HIPAA imposes new requirements that may increase the administrative costs of insurance. HIPAA requires employers to provide certification of creditable coverage to employees and their dependents as they leave a group plan; in subsequent contracts, employers are likely to place this responsibility on insurers (Finlay, 1996). Insurers view this as costly and unnecessary, favoring certification on demand. They note that state portability rules have been successfully implemented without global certification requirements (GAO, 1998). The necessity of certifying periods of coverage for spouses and dependents may pose special problems and require costly new record keeping systems. Employers and insurers currently do not have records to track this coverage (Humo, 1997). In addition, there may be other new costs to employers or insurers as their agents in oversight and adherence to the regulations concerning waivers of coverage and timely enrollment of HIPAA eligibles (Deru, 1997).

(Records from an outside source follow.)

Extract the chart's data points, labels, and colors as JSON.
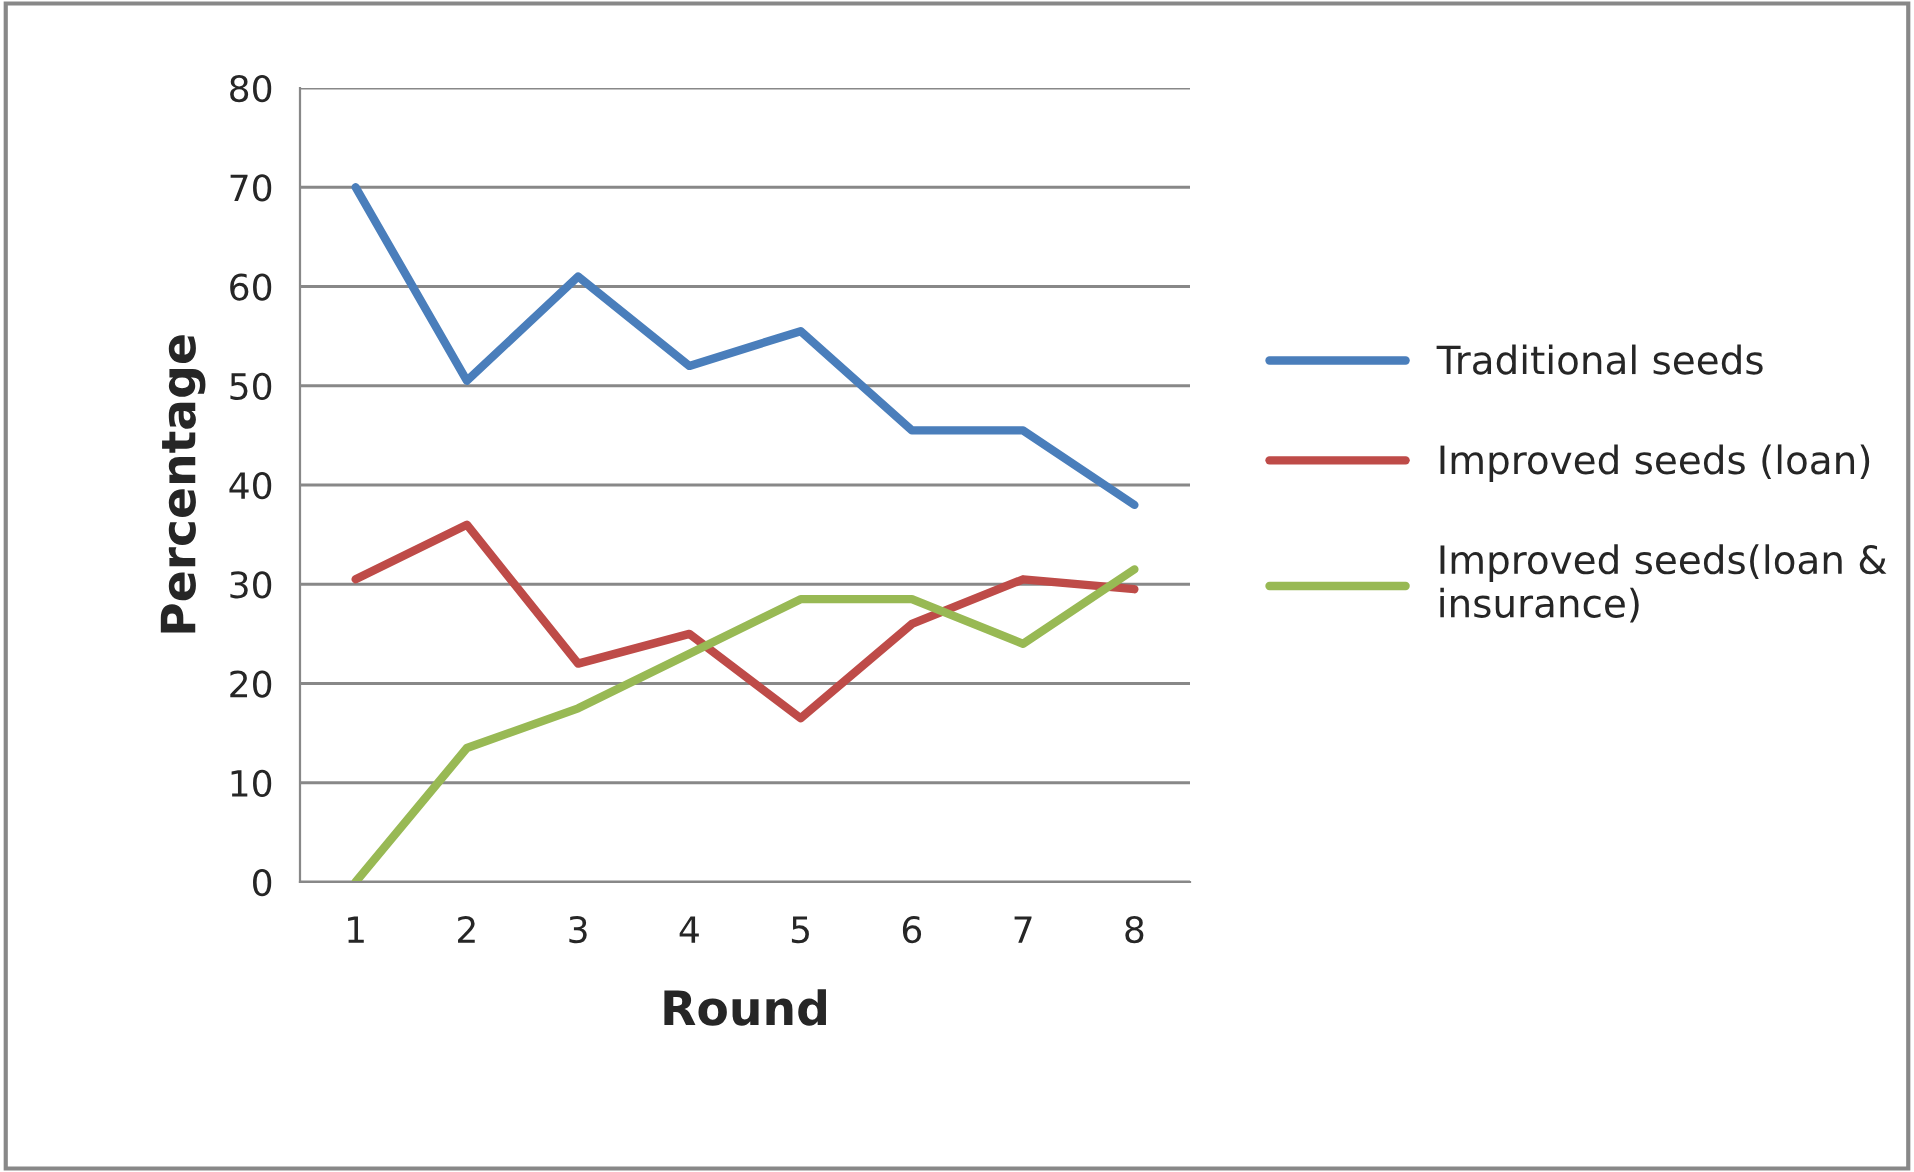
{
  "chart_data": {
    "type": "line",
    "xlabel": "Round",
    "ylabel": "Percentage",
    "categories": [
      "1",
      "2",
      "3",
      "4",
      "5",
      "6",
      "7",
      "8"
    ],
    "series": [
      {
        "name": "Traditional seeds",
        "color": "#4a7ebb",
        "values": [
          70,
          50.5,
          61,
          52,
          55.5,
          45.5,
          45.5,
          38
        ]
      },
      {
        "name": "Improved seeds (loan)",
        "color": "#be4b48",
        "values": [
          30.5,
          36,
          22,
          25,
          16.5,
          26,
          30.5,
          29.5
        ]
      },
      {
        "name": "Improved seeds(loan & insurance)",
        "color": "#98b954",
        "values": [
          0,
          13.5,
          17.5,
          23,
          28.5,
          28.5,
          24,
          31.5
        ]
      }
    ],
    "ylim": [
      0,
      80
    ],
    "yticks": [
      0,
      10,
      20,
      30,
      40,
      50,
      60,
      70,
      80
    ],
    "grid": "y",
    "legend": "right",
    "marker": "none",
    "line_style": "solid"
  }
}
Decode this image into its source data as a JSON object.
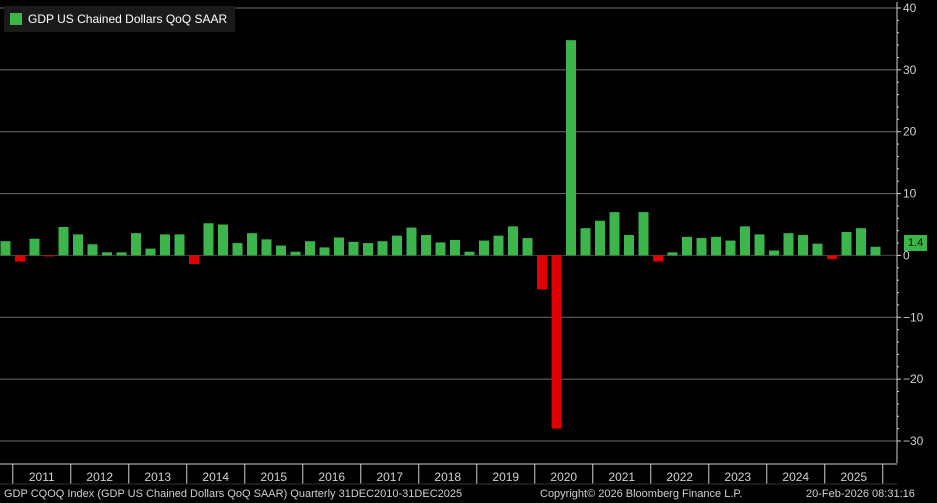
{
  "legend": {
    "label": "GDP US Chained Dollars QoQ SAAR",
    "color": "#3cb54a"
  },
  "last_value_label": "1.4",
  "footer": {
    "left": "GDP CQOQ Index (GDP US Chained Dollars QoQ SAAR) Quarterly 31DEC2010-31DEC2025",
    "center": "Copyright© 2026 Bloomberg Finance L.P.",
    "right": "20-Feb-2026 08:31:16"
  },
  "colors": {
    "positive": "#3cb54a",
    "negative": "#e00000",
    "grid": "#6e6e6e",
    "axis_text": "#d0d0d0"
  },
  "chart_data": {
    "type": "bar",
    "title": "",
    "xlabel": "",
    "ylabel": "",
    "ylim": [
      -30,
      40
    ],
    "yticks": [
      40,
      30,
      20,
      10,
      0,
      -10,
      -20,
      -30
    ],
    "grid": true,
    "legend_position": "top-left",
    "x_tick_labels": [
      "2011",
      "2012",
      "2013",
      "2014",
      "2015",
      "2016",
      "2017",
      "2018",
      "2019",
      "2020",
      "2021",
      "2022",
      "2023",
      "2024",
      "2025"
    ],
    "series": [
      {
        "name": "GDP US Chained Dollars QoQ SAAR",
        "categories": [
          "2010 Q4",
          "2011 Q1",
          "2011 Q2",
          "2011 Q3",
          "2011 Q4",
          "2012 Q1",
          "2012 Q2",
          "2012 Q3",
          "2012 Q4",
          "2013 Q1",
          "2013 Q2",
          "2013 Q3",
          "2013 Q4",
          "2014 Q1",
          "2014 Q2",
          "2014 Q3",
          "2014 Q4",
          "2015 Q1",
          "2015 Q2",
          "2015 Q3",
          "2015 Q4",
          "2016 Q1",
          "2016 Q2",
          "2016 Q3",
          "2016 Q4",
          "2017 Q1",
          "2017 Q2",
          "2017 Q3",
          "2017 Q4",
          "2018 Q1",
          "2018 Q2",
          "2018 Q3",
          "2018 Q4",
          "2019 Q1",
          "2019 Q2",
          "2019 Q3",
          "2019 Q4",
          "2020 Q1",
          "2020 Q2",
          "2020 Q3",
          "2020 Q4",
          "2021 Q1",
          "2021 Q2",
          "2021 Q3",
          "2021 Q4",
          "2022 Q1",
          "2022 Q2",
          "2022 Q3",
          "2022 Q4",
          "2023 Q1",
          "2023 Q2",
          "2023 Q3",
          "2023 Q4",
          "2024 Q1",
          "2024 Q2",
          "2024 Q3",
          "2024 Q4",
          "2025 Q1",
          "2025 Q2",
          "2025 Q3",
          "2025 Q4"
        ],
        "values": [
          2.3,
          -1.0,
          2.7,
          -0.1,
          4.6,
          3.4,
          1.8,
          0.5,
          0.5,
          3.6,
          1.1,
          3.4,
          3.4,
          -1.4,
          5.2,
          5.0,
          2.0,
          3.6,
          2.6,
          1.6,
          0.6,
          2.3,
          1.3,
          2.9,
          2.2,
          2.0,
          2.3,
          3.2,
          4.5,
          3.3,
          2.1,
          2.5,
          0.6,
          2.4,
          3.2,
          4.7,
          2.8,
          -5.5,
          -28.0,
          34.8,
          4.4,
          5.6,
          7.0,
          3.3,
          7.0,
          -1.0,
          0.5,
          3.0,
          2.8,
          3.0,
          2.4,
          4.7,
          3.4,
          0.8,
          3.6,
          3.3,
          1.9,
          -0.6,
          3.8,
          4.4,
          1.4
        ]
      }
    ]
  }
}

Some writers also suggest that carriers will adopt some new practices in response to the guaranteed acceptance provisions of HIPPA that may raise administrative costs. They observe that insurers are more closely assessing the risk of an entire group using medical questionnaires for all employees, even if not immediately eligible for coverage, to identify the potential risk of the group should these employees later seek coverage (Deru, 1997, Grosjean, 1997). This practice potentially increases the insurer’s risk assessment costs. Carriers are also more strictly enforcing contract guidelines concerning employee participation and employer contributions (Deru, 1997; Grosjean, 1997), which also raises administrative costs. With guaranteed issue, it is especially important to spread the risk as much as possible, which requires enrolling as many people in the group as possible. Although these new administrative costs are important to the groups affected by them, they are unlikely to lead to significant changes in the overall price of insurance.

Finally, HIPPA’s non-discrimination provisions prohibit carriers from raising rates for particular individuals in a group because of health. This may lead to increases in the price charged for all members of the group. However, guaranteed renewal provisions adopted in 43 states place some limits on these price increases (Landenheim, 1996).